ヨガのウォームアップをする際や、トリコーナ・アーサナで天井を見る時に「首が痛い・・」。多くのヨギーがそんな悩みを持っているのではないでしょうか。
「そんなことで痛みを感じるはずがない!」とか「私だけかも?」などと恥じる必要はありません。今までたくさんのヨガインストラクターが、私にこっそり首の痛みを告白してくれました。
実は痛みは身体の使い方が間違っていることをお知らせしてくれる、とてもありがたいサイン!このサインを元に原因を探ることができれば、あなたの首の痛みも徐々に解決していくことでしょう。
首を回す、ってどういうこと?
ちょっと実験をしてみましょう。まずは「首」を意識して回してみます。あなたはどこを回しているでしょうか。顎の辺りから下を意識して回しているのではないでしょうか。ですが実は、首というのは耳の辺りから下。顎のラインよりずいぶん高いところから始まっています。また「首」と言われる場所はそこだけが独立してあるのではなく、頭のすぐ下から”背骨の一部”として、頸椎、胸椎、腰椎とつながっています。
「首を回す」ように見える動作は、実際には頭を先端に背骨や身体全体を動かすことを指すのです。誤った方法で「首を回す」と、頸椎部分だけを回そうと、つまり身体の構造にとって自然ではないことをしようとするため、痛みがでるのです。
試しに「頭を回す」と思ってみませんか?すると今度はどうでしょうか?きっと動きの可動域が広がるはずです。痛みなく気持ちよく首を回すには、頭を意識することがラクに動くコツなのです。
頭の位置や大きさを知ることはとっても大切!
さらに、頭の正確な位置を知っておくとさらに良いでしょう。
「頭」は頭頂から顎のあたりまでと思っていませんか?ですが実は頭は耳の少し上までを指します。たいていの人はもっと低い位置までをイメージしているものです。手で実際に触れて高さを確かめてみましょう。せっかく効果があると言われるポーズも、実際の身体の構造とイメージが異なっていたり、部分だけを意識したりしてしまうと効果は半減!痛みの原因になってしまいます。
なぜ頭はそんなに大切なのか?
ヨガのポーズの説明では、肩や腕、手、脚、股関節の話はよくしますが、「頭」については残念ながらほとんど語られません。これは脳には”感覚がない”という理由もあり、そもそも意識されることが少ないのです。
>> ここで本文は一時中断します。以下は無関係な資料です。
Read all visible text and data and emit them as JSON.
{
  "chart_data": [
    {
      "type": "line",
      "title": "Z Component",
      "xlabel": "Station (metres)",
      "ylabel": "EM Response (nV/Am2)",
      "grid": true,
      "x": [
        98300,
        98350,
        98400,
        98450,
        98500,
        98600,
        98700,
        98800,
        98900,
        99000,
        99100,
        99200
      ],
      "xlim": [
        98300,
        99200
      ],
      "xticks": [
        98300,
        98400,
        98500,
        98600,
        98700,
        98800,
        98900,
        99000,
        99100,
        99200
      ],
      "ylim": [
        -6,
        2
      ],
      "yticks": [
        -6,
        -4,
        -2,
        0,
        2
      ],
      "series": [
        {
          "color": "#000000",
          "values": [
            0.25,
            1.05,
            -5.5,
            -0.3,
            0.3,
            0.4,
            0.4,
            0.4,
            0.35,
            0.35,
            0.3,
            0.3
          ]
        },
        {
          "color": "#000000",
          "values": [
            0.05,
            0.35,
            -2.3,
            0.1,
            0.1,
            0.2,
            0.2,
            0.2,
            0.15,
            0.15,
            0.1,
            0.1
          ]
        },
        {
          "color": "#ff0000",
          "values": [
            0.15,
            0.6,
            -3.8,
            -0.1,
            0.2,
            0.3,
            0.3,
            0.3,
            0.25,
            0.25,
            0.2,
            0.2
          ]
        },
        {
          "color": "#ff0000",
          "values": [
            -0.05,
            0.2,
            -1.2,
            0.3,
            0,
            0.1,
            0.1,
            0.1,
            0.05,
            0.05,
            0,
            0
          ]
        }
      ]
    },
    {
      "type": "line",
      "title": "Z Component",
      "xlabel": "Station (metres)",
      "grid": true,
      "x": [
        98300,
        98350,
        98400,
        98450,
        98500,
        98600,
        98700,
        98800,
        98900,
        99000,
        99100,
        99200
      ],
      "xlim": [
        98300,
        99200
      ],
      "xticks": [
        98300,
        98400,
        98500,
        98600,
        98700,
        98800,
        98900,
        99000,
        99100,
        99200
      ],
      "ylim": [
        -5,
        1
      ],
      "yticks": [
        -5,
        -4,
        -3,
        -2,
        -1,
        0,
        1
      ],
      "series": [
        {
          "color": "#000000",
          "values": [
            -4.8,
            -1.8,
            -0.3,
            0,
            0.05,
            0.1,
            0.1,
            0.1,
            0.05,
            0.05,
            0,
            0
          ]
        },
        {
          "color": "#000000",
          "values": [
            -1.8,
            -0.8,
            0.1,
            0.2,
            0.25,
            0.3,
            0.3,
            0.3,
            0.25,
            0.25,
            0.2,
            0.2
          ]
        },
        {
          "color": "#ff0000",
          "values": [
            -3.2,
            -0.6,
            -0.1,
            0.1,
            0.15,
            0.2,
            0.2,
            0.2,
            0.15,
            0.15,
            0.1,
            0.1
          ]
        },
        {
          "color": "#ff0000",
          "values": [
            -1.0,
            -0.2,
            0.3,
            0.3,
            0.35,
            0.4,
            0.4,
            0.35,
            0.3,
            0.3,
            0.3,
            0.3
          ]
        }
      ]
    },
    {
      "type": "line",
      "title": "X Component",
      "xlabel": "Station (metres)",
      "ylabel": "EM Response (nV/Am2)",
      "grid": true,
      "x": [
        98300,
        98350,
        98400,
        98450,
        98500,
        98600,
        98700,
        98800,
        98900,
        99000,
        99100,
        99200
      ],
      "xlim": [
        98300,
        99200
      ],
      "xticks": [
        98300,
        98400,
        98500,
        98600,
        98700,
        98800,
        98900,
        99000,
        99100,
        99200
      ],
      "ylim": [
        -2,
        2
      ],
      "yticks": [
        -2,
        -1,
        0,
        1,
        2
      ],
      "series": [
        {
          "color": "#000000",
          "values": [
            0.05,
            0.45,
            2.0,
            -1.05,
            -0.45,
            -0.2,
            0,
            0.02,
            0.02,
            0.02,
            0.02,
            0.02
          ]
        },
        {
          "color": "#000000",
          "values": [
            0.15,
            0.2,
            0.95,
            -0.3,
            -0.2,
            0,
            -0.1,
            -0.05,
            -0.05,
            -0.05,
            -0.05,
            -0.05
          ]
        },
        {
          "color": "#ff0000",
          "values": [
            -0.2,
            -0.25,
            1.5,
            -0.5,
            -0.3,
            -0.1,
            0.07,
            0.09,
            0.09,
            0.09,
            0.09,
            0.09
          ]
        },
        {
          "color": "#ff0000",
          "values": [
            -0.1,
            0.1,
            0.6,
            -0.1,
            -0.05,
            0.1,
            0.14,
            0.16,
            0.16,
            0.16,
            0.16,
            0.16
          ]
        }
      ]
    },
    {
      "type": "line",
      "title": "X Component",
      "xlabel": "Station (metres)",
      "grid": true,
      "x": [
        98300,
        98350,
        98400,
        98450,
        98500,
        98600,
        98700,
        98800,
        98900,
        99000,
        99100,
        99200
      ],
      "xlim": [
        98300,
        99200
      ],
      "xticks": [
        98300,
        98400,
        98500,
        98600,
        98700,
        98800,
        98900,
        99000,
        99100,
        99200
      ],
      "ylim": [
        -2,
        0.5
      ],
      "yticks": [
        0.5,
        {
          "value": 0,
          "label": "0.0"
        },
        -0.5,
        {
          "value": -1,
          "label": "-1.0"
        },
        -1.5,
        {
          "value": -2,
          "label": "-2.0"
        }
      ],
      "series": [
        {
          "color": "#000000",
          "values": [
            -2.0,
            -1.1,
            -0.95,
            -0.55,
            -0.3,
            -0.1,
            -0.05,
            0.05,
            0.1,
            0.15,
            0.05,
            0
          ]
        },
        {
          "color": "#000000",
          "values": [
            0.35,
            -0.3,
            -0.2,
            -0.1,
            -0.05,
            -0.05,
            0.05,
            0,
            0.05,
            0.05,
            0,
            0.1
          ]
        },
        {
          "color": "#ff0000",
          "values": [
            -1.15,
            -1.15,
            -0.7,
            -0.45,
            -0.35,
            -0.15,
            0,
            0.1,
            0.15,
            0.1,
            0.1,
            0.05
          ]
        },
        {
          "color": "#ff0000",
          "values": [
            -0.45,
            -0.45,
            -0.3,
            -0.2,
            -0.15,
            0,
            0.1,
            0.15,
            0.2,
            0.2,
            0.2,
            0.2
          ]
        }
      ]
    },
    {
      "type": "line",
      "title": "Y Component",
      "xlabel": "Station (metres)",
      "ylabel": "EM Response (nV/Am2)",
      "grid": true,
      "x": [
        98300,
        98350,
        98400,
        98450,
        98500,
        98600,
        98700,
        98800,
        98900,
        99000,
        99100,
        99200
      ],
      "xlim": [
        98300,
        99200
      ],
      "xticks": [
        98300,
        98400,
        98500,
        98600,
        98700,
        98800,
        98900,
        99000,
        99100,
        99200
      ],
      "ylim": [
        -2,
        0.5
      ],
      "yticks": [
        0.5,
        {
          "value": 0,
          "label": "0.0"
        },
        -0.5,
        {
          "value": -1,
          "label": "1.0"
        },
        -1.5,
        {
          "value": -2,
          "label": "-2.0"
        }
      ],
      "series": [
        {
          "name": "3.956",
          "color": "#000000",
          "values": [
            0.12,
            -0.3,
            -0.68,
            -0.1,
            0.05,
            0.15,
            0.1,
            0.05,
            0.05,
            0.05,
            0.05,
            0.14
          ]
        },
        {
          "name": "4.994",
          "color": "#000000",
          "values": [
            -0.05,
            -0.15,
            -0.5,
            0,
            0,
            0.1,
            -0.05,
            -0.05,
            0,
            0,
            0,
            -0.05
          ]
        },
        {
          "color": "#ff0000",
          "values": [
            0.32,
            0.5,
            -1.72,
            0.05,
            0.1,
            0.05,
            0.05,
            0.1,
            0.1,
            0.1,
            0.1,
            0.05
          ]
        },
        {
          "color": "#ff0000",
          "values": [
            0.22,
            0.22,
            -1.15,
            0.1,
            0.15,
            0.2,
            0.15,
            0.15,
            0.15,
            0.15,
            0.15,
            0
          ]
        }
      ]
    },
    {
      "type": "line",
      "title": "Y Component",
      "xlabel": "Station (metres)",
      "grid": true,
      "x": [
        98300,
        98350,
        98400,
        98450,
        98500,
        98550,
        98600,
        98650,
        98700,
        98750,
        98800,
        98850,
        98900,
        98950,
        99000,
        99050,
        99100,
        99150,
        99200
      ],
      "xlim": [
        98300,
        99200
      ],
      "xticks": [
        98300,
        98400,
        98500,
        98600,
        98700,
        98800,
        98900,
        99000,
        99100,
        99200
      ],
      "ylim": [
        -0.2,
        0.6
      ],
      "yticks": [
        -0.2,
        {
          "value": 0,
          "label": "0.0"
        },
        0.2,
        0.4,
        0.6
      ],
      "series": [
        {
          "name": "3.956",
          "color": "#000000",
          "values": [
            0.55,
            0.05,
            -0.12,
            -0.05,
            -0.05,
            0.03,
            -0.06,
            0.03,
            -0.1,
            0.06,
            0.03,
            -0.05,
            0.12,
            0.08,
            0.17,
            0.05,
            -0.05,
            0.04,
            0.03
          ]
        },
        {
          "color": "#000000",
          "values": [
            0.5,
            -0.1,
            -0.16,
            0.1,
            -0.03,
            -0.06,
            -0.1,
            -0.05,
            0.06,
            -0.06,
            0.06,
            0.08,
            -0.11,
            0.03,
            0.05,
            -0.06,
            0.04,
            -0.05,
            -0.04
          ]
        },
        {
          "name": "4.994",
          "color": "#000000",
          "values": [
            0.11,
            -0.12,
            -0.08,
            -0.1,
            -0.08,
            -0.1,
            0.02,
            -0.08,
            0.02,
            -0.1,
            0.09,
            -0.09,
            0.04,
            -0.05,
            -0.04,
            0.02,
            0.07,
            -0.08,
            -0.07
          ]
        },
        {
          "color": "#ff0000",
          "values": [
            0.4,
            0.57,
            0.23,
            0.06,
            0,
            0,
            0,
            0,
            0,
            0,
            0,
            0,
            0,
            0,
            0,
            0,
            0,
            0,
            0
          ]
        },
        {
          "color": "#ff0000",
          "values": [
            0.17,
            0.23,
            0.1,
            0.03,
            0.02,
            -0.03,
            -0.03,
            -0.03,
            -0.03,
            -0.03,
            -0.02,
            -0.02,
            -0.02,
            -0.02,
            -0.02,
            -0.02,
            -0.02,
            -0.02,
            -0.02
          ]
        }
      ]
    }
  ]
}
しかし身体を動かす指令はどこからするか?四肢を動かし、身体のバランスをとるのはどこか?といえば頭(脳)なのです。脳幹にはいろんな神経が通っていて絶えず身体に指示を出しています。しかし、頭の大きさから考えるとかなり小さな穴に神経が通っているのがわかりますね。
重さは5~6キロ。米袋くらいあるこの大きく、身体の一番上にある司令塔を空間の中で”意識”するだけで、あなたのヨガは大きく変わります。「首」を意識するより「頭」と脊椎全体のイメージができるようになると、全身の動きが滑らかになります。だまされたと思ってやってみてくださいね。
「首を回す」という一見簡単な動作も、正しいやり方で行えば本当に効果のある、とても気持ちのいいポーズになります。